Current Industry Projects
1. IC Integration Technologies for Flexible Hybrid Electronics (FHE)
- Funded by NSF SBIR and Contracted through Uniqarta for one year
- Overview:
- Performed accelerated testing of FHE considering Temperature and Humidity together
- Conducted failure analysis on parts failed during testing (Digital Microscope)
- Working on developing degradation model and reliability prediction
2. Creation of an Adaptive Remaining Useful Life (RUL) Time prediction Model of Power Electronic Modules
- Funded by NREL DOE for two years, ending period: September 30, 2018
- Overview:
- Developing degradation models and probabilistic reliability prediction models
- Developing a Model to predict RUL on real time basis as new data become available
3. Implementing QMS and Process Improvement Tools at D&M Industries
- Funded by D&M Industries continuously for last three years
- Overview: Helping D&M Industries for establishing QMS and Continuous Improvement Process
Funded by D&M Industries continuously for last three years
4. Reliability Oriented Design for DC-Link Capacitors in Power Electronic Converters
- Partially Funded by CQRME for last three year
- Task 1: Review of SiC MOSFET Based Three-Phase Inverter Lifetime Prediction
- Overview: This project presents a review on SiC MOSFET based 3-phase inverter lifetime prediction. The inverter-level lifetime prediction flowchart is first illustrated with the system failure rate and system Mean Time to Failure derived which integrate six in-series stresses. An overview of SiC MOSFET power module Physics-of-Failure is then presented. Following it are the step-by-step lifetime modeling comparison and summarization, including power loss analysis, thermal modeling, thermal-mechanical modeling, and damage accumulation modeling. Furthermore, cycle counting algorithms and active power cycling tests specific to SiC MOSFET are discussed. Finally, a detailed system-level thermal profile extraction from SiC MOSFET based 3-phased inverter in the hybrid electrical vehicle application is conducted. The simulation result is consistent with theoretical power loss and thermal equivalent circuit based junction temperature evaluation. Thus it can be used for further system lifetime modeling and the reference for 3-phase inverter based power cycling tests in SPWM mode.

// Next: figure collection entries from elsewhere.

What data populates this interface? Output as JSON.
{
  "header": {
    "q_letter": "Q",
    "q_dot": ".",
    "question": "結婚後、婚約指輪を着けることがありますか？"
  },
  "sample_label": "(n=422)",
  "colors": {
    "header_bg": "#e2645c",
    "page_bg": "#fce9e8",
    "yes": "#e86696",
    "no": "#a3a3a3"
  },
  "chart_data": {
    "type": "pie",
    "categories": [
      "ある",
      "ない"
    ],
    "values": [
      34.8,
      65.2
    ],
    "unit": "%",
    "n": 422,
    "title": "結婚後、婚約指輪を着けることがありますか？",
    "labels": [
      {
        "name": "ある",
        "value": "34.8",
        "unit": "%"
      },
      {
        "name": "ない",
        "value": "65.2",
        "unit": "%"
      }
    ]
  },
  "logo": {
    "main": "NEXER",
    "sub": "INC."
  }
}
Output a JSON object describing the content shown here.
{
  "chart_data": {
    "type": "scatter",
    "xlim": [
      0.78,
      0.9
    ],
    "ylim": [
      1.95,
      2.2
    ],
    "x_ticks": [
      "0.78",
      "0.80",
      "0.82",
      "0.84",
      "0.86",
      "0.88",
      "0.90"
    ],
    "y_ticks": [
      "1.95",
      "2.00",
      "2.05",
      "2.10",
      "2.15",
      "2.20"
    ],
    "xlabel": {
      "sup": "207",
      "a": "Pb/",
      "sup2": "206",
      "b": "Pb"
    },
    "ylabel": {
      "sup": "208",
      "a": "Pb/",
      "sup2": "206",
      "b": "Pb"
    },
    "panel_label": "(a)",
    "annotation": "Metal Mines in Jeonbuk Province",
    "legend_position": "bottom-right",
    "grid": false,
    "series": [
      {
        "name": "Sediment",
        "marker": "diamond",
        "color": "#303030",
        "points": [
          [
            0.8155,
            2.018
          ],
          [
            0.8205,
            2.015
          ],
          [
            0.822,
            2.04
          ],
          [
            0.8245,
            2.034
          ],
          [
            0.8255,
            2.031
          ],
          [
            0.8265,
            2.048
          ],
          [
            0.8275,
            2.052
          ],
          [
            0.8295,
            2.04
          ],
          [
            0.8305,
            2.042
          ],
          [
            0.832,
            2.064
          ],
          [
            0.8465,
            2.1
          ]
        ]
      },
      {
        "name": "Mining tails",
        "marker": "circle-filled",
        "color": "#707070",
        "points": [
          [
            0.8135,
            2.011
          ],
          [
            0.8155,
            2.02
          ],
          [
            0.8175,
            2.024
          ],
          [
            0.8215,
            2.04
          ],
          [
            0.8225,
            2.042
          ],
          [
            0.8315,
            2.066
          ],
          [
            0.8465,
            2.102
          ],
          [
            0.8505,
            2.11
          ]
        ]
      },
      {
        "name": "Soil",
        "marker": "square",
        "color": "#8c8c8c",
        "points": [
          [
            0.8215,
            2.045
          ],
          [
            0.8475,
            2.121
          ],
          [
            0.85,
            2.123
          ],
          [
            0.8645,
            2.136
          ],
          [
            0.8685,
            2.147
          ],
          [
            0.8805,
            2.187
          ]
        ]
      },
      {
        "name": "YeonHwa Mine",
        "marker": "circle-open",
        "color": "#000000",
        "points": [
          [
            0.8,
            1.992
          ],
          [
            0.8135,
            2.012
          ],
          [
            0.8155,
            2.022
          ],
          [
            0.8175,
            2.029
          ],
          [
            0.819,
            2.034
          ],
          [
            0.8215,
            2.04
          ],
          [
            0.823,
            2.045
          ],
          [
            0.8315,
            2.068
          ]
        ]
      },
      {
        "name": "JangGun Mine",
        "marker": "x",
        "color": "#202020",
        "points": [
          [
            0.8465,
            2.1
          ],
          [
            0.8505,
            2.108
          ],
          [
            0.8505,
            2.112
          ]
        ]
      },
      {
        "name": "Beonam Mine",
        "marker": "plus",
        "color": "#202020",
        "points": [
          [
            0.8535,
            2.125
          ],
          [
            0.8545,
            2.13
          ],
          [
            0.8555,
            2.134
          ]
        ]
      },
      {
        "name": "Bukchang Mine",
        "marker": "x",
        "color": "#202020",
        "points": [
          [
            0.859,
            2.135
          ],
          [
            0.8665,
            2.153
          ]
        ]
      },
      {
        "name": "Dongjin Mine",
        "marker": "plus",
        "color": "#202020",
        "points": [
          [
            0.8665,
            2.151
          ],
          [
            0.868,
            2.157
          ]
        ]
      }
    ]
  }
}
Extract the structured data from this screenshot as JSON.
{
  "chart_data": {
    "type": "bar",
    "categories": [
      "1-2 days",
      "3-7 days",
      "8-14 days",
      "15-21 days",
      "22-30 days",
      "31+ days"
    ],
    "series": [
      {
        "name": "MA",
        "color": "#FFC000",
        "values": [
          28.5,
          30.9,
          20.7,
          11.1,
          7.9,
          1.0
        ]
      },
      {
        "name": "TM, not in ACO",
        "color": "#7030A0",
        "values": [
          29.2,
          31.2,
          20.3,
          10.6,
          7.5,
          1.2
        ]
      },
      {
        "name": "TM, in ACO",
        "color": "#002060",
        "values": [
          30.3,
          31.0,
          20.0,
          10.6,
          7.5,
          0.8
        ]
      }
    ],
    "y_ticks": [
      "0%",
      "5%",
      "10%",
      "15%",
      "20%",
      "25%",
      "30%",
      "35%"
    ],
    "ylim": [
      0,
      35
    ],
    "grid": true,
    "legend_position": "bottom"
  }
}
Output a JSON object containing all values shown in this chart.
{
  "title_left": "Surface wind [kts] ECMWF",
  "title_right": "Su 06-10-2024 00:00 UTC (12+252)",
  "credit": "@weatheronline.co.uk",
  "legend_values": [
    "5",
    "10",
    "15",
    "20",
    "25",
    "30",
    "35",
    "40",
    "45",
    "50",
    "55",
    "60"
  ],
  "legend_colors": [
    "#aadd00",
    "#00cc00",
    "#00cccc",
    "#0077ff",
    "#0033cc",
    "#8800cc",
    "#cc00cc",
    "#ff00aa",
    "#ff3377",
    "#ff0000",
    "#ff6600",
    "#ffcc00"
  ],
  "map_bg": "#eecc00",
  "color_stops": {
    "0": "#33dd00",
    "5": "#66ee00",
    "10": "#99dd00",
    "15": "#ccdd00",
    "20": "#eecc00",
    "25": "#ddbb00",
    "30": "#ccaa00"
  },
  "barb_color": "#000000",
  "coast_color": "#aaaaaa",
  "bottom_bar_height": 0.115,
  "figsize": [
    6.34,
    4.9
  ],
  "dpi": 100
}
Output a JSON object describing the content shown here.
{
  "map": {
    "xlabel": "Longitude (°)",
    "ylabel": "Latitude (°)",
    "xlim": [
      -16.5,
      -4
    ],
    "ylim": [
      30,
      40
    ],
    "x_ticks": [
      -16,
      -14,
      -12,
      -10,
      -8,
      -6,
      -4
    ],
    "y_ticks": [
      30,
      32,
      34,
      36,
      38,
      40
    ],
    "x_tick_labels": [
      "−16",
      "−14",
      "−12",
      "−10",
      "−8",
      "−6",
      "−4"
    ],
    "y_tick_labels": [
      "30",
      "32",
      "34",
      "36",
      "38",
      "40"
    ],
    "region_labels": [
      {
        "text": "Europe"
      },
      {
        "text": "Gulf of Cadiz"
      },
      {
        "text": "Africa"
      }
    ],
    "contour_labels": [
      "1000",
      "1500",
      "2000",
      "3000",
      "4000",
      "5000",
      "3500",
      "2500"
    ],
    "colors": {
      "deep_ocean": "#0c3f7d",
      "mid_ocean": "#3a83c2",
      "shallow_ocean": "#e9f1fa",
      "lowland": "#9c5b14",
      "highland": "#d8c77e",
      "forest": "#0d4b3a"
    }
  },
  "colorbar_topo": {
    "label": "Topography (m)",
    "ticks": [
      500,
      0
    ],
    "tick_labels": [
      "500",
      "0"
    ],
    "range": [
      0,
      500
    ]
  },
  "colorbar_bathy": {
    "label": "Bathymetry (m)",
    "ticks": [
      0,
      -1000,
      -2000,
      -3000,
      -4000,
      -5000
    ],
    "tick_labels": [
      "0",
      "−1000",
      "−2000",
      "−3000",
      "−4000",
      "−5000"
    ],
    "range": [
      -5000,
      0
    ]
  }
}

- Task 2: Comparison and Analysis of SiC MOSFET Gate Oxide Degradation Indicators
- Overview: SiC MOSFETs have been applied in multiple high-power, high-voltage applications such as PV systems, electric vehicles, and solid-state transformers. It is critical to ensure their long-time reliable operation considering the high maintenance cost and potential economic impact. SiC MOSFET gate oxide has been widely studied due to its inherent reliability issues compared with Si devices, such as lower inversion channel mobility, higher interface state density, and smaller conduction band offset. To evaluate the gate oxide reliability and estimate its lifetime, offline accelerated tests and online condition monitoring can be conducted. This project presents a comprehensive comparison and analysis for SiC MOSFET among these six indicators and another indicator, i.e. gate driver turn-on energy. Four accelerated tests are designed and conducted. The indicator verification tests are carried out. Based on the test results, the indicator shifts are analyzed. Finally, the comparison among these seven indicators is made and the conclusion is drawn.
5. Prognostics and Maintenance Planning of Complex Systems in Dynamic Environmental/Operational Conditions
- Partially Funded by CQRME for last three year
- Overview: This project aims at developing efficient methods for prediction of remaining useful life (RUL) and maintenance planning of complex systems working in dynamic environmental/operational conditions. We propose a novel data-driven approach addressing the effects of dynamic conditions for online prediction of RUL. Moreover, we extend our approach for the complex systems consisted of stochastically dependent components, which the failure or the degradation state of a component will influence the degradation process of other components of the system. Considering dynamic conditions and stochastic dependency between components add to the complexity of the problem and increase the computational cost. Therefore, our goal is to get an accurate prediction of the RUL at the reasonable computational time developing statistical and machine learning methods for learning from historical data and condition monitoring signals. The proposed research will provide an accurate and online prediction of the RUL of the system that can be used to find the optimal maintenance strategy and warranty plans as a next step of our work.
6. Reliability of Cyber Physical Systems
- Partially Funded by CQRME for last one year
- Overview: Cyber-Physical Systems (CPS) encompass physical processes controlled and monitored by computational efforts. The range of applications includes medical systems, assisted living, traffic control, automotive, process control, critical infrastructure systems, etc. Nowadays, it becomes crucial to estimate the reliability profiles of such systems. This project presents a review on reliability and degradation models for Cyber Physical Systems. As a starting point, a CPS can be decomposed in physical components and cyber components. Degradation models have been applied for physical components, and Non-homogeneous Poisson Processes (NHPP) for cyber components reliability models. A model is proposed to assess the reliability profile of a Cyber-Physical System (CPS) based on the mixed-degradation profiles of its critical physical components and the reliability profile of its critical cyber component.